To which you can add lines about him sending his mother in his place on a holiday with her, his easy entrée to Hollywood as a well-connected spouse, and asking “will your dad pay your taxes now that I am done?”. There’s recounting meeting the other woman before knowing she was the other woman: “Remember you brought her to our show at the Hollywood Bowl/She said ‘I love you I’m such a fan’/I joked that you can love me as long as you don’t love my man/There’s nothing funny about that”.
And then there’s blunt “You thought I wouldn’t see it if you put in my face/Give you all my money, you’ll gladly walk away/You think it’s justifiable, I think it’s pretty cruel/You know you lie best when you lie to you”.
You get the drift. That bloke isn’t walking out of here in once piece. (Though he should be grateful he got out in better shape than Earl.)
It’s not all recriminations and retributions though, and I don’t mean the album ending with a plea to “set me free”, in a plaintive, night time drift of an old time country song where we’re told “just because you’ve been a bad guy/I’ve seen it with my own eyes/There’s a good guy in there”.
As well as the ruminative, soul-leaning For Her, which looks for comfort in better intentions, in Young Man, an acoustic folk/country meditation that vocally looks back to very early Joni Mitchell, Maine addresses at least one of her sons whose “hero fell just as you came of age”, telling him that he’s going to be ok, advising him to “take the best parts” of his father “as your own life begins/Leave the bad news behind you”.

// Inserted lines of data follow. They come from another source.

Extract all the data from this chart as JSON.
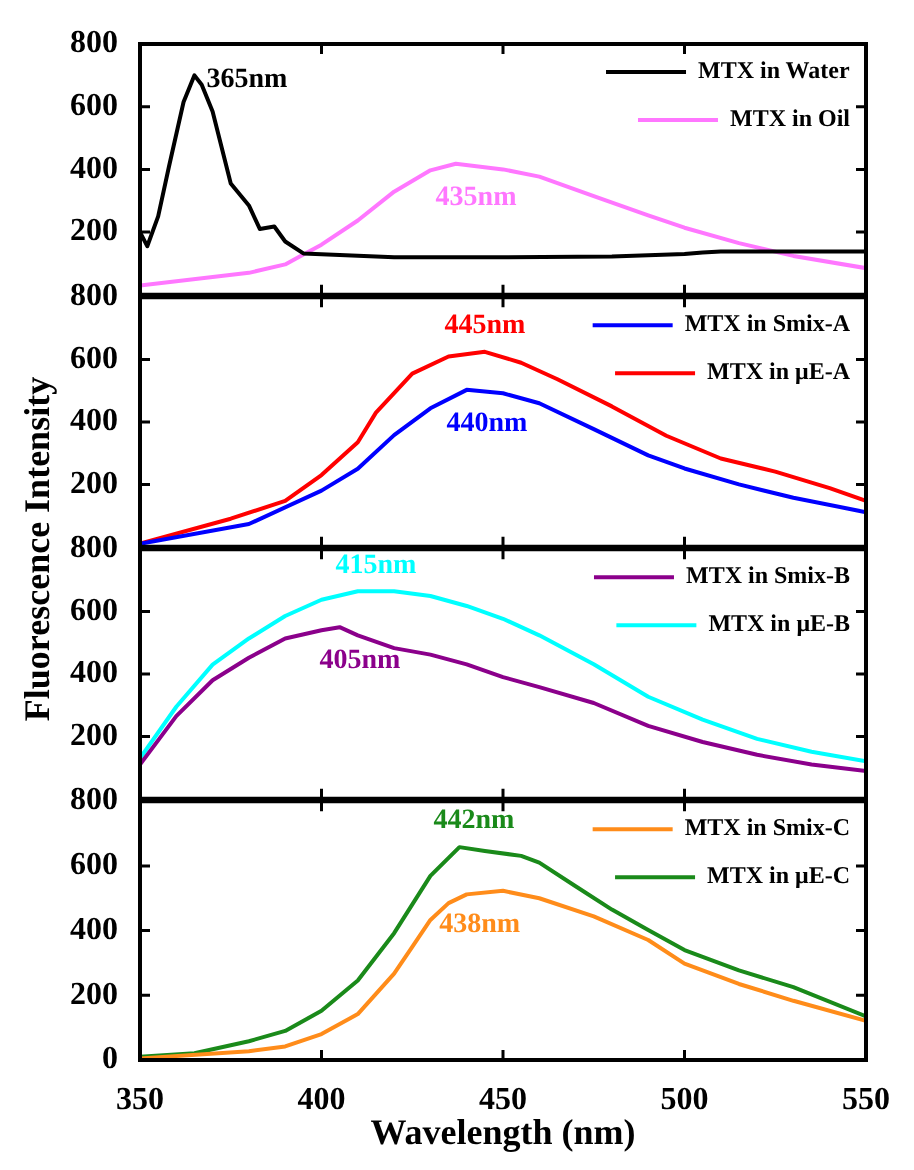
{
  "chart_data": [
    {
      "type": "line",
      "x": [
        350,
        352,
        355,
        358,
        362,
        365,
        367,
        370,
        375,
        380,
        383,
        387,
        390,
        395,
        420,
        450,
        480,
        500,
        505,
        510,
        550
      ],
      "xlim": [
        350,
        550
      ],
      "xticks": [
        350,
        400,
        450,
        500,
        550
      ],
      "ylim": [
        0,
        800
      ],
      "yticks": [
        200,
        400,
        600,
        800
      ],
      "tick_labels": "y",
      "grid": false,
      "legend": "top right",
      "marker": "none",
      "series": [
        {
          "name": "MTX in Water",
          "color": "#000000",
          "values": [
            200,
            155,
            250,
            410,
            615,
            700,
            670,
            585,
            355,
            285,
            210,
            218,
            170,
            132,
            120,
            120,
            122,
            130,
            135,
            138,
            138
          ]
        },
        {
          "name": "MTX in Oil",
          "color": "#ff77ff",
          "x": [
            350,
            380,
            390,
            400,
            410,
            420,
            430,
            437,
            450,
            460,
            475,
            490,
            500,
            515,
            530,
            550
          ],
          "values": [
            30,
            70,
            97,
            160,
            237,
            329,
            397,
            418,
            400,
            377,
            315,
            253,
            214,
            165,
            124,
            85
          ]
        }
      ],
      "annotations": [
        {
          "text": "365nm",
          "x": 365,
          "y": 700
        },
        {
          "text": "435nm",
          "x": 437,
          "y": 418
        }
      ]
    },
    {
      "type": "line",
      "xlim": [
        350,
        550
      ],
      "xticks": [
        350,
        400,
        450,
        500,
        550
      ],
      "ylim": [
        0,
        800
      ],
      "yticks": [
        200,
        400,
        600,
        800
      ],
      "tick_labels": "y",
      "grid": false,
      "legend": "top right",
      "marker": "none",
      "ylabel": "Fluorescence Intensity",
      "series": [
        {
          "name": "MTX in Smix-A",
          "color": "#0000ff",
          "x": [
            350,
            380,
            400,
            410,
            420,
            430,
            440,
            450,
            460,
            475,
            490,
            500,
            515,
            530,
            550
          ],
          "values": [
            10,
            73,
            180,
            250,
            358,
            444,
            503,
            492,
            460,
            377,
            293,
            251,
            200,
            157,
            111
          ]
        },
        {
          "name": "MTX in μE-A",
          "color": "#ff0000",
          "x": [
            350,
            375,
            390,
            400,
            410,
            415,
            425,
            435,
            445,
            455,
            465,
            480,
            495,
            510,
            525,
            540,
            550
          ],
          "values": [
            10,
            90,
            147,
            230,
            335,
            430,
            555,
            610,
            625,
            590,
            537,
            450,
            356,
            283,
            241,
            188,
            147
          ]
        }
      ],
      "annotations": [
        {
          "text": "440nm",
          "x": 440,
          "y": 503
        },
        {
          "text": "445nm",
          "x": 445,
          "y": 625
        }
      ]
    },
    {
      "type": "line",
      "x": [
        350,
        360,
        370,
        380,
        390,
        400,
        405,
        410,
        420,
        430,
        440,
        450,
        460,
        475,
        490,
        505,
        520,
        535,
        550
      ],
      "xlim": [
        350,
        550
      ],
      "xticks": [
        350,
        400,
        450,
        500,
        550
      ],
      "ylim": [
        0,
        800
      ],
      "yticks": [
        200,
        400,
        600,
        800
      ],
      "tick_labels": "y",
      "grid": false,
      "legend": "top right",
      "marker": "none",
      "series": [
        {
          "name": "MTX in Smix-B",
          "color": "#8b008b",
          "values": [
            110,
            265,
            380,
            452,
            514,
            540,
            550,
            524,
            483,
            462,
            431,
            390,
            358,
            307,
            234,
            182,
            141,
            110,
            89
          ]
        },
        {
          "name": "MTX in μE-B",
          "color": "#00ffff",
          "x": [
            350,
            360,
            370,
            380,
            390,
            400,
            410,
            420,
            430,
            440,
            450,
            460,
            475,
            490,
            505,
            520,
            535,
            550
          ],
          "values": [
            130,
            295,
            430,
            514,
            586,
            638,
            665,
            665,
            650,
            618,
            577,
            524,
            431,
            327,
            254,
            192,
            151,
            120
          ]
        }
      ],
      "annotations": [
        {
          "text": "405nm",
          "x": 405,
          "y": 550
        },
        {
          "text": "415nm",
          "x": 415,
          "y": 665
        }
      ]
    },
    {
      "type": "line",
      "x": [
        350,
        380,
        390,
        400,
        410,
        420,
        425,
        430,
        435,
        440,
        450,
        460,
        475,
        490,
        500,
        515,
        530,
        550
      ],
      "xlim": [
        350,
        550
      ],
      "xticks": [
        350,
        400,
        450,
        500,
        550
      ],
      "ylim": [
        0,
        800
      ],
      "yticks": [
        0,
        200,
        400,
        600,
        800
      ],
      "grid": false,
      "legend": "top right",
      "marker": "none",
      "xlabel": "Wavelength (nm)",
      "series": [
        {
          "name": "MTX in Smix-C",
          "color": "#ff8c1a",
          "values": [
            5,
            27,
            42,
            80,
            142,
            267,
            350,
            433,
            485,
            512,
            523,
            500,
            444,
            371,
            298,
            235,
            183,
            121
          ]
        },
        {
          "name": "MTX in μE-C",
          "color": "#1a8a1a",
          "x": [
            350,
            365,
            380,
            390,
            400,
            410,
            420,
            430,
            438,
            445,
            455,
            460,
            470,
            480,
            490,
            500,
            515,
            530,
            550
          ],
          "values": [
            10,
            21,
            58,
            90,
            152,
            246,
            392,
            569,
            658,
            646,
            631,
            610,
            537,
            465,
            402,
            340,
            277,
            225,
            135
          ]
        }
      ],
      "annotations": [
        {
          "text": "438nm",
          "x": 438,
          "y": 523
        },
        {
          "text": "442nm",
          "x": 442,
          "y": 658
        }
      ]
    }
  ]
}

Meanwhile, the building-to-joy Julianna Calm Down comes proffering the kind of advice you’d want from a friend if you’re wavering, if you’re terrified about making the break (“Don’t give him the satisfaction that you can’t handle it”), giving you the strength for acts of defiance (“Just put on, put on, put on your best shoes/And strut the fuck around like you've got nothing to lose”) until the façade becomes true, and along the way repurposing one of those phrases often thrown at women to diminish (“And Violet calm down/And Juno calm down/And Yaya calm down/And Berta calm down/Hesper calm down”).
There’s even some kind of kindness to the ex in the idea that “if you’re gone, I hope it’s really worth it”, in Hope It’s Something Good, but the greater truth is a few lines hence in the same song as Mains sings “I learnt to hold my tongue/Now that you’re gone, I get to write this song”. Yep. Revenge served hot and heavy.
It wouldn’t be quite right to roll out the usual line at this point that none of these lyrics would matter much if the music didn’t hold up. Frankly, the sharp (and so very blunt) words, the power of a woman not taking shit and making no pretence about it, would make this album worth exploring on their own, and will earn it more than a few academic papers in more liberal faculties.
But it is nonetheless true that the immediate and long-term impact of Gaslighter comes from the fact these songs are so often very hard to say no to. And very very easy to welcome.
There’s the spring-loaded title track, with its insistent push and hard and shiny chorus, and the skipping Midwest blend of pop and R&B of Texas Man. There’s the way My Best Friend’s Wedding and the grander Everybody Loves You hold themselves in so that you hang on wanting to know if release is near, while Sleep At Night feels like an alternative Coldplay anthem for the terraces.
And, possibly the ultimate compliment, the way Set Me Free, with its hints of gospel, of George Jones and Lyle Lovett and Linda Ronstadt, feels like it might well have been written by Patty Griffin.
The judge who denied the ex-husband’s attempt to block this record did us all a favour.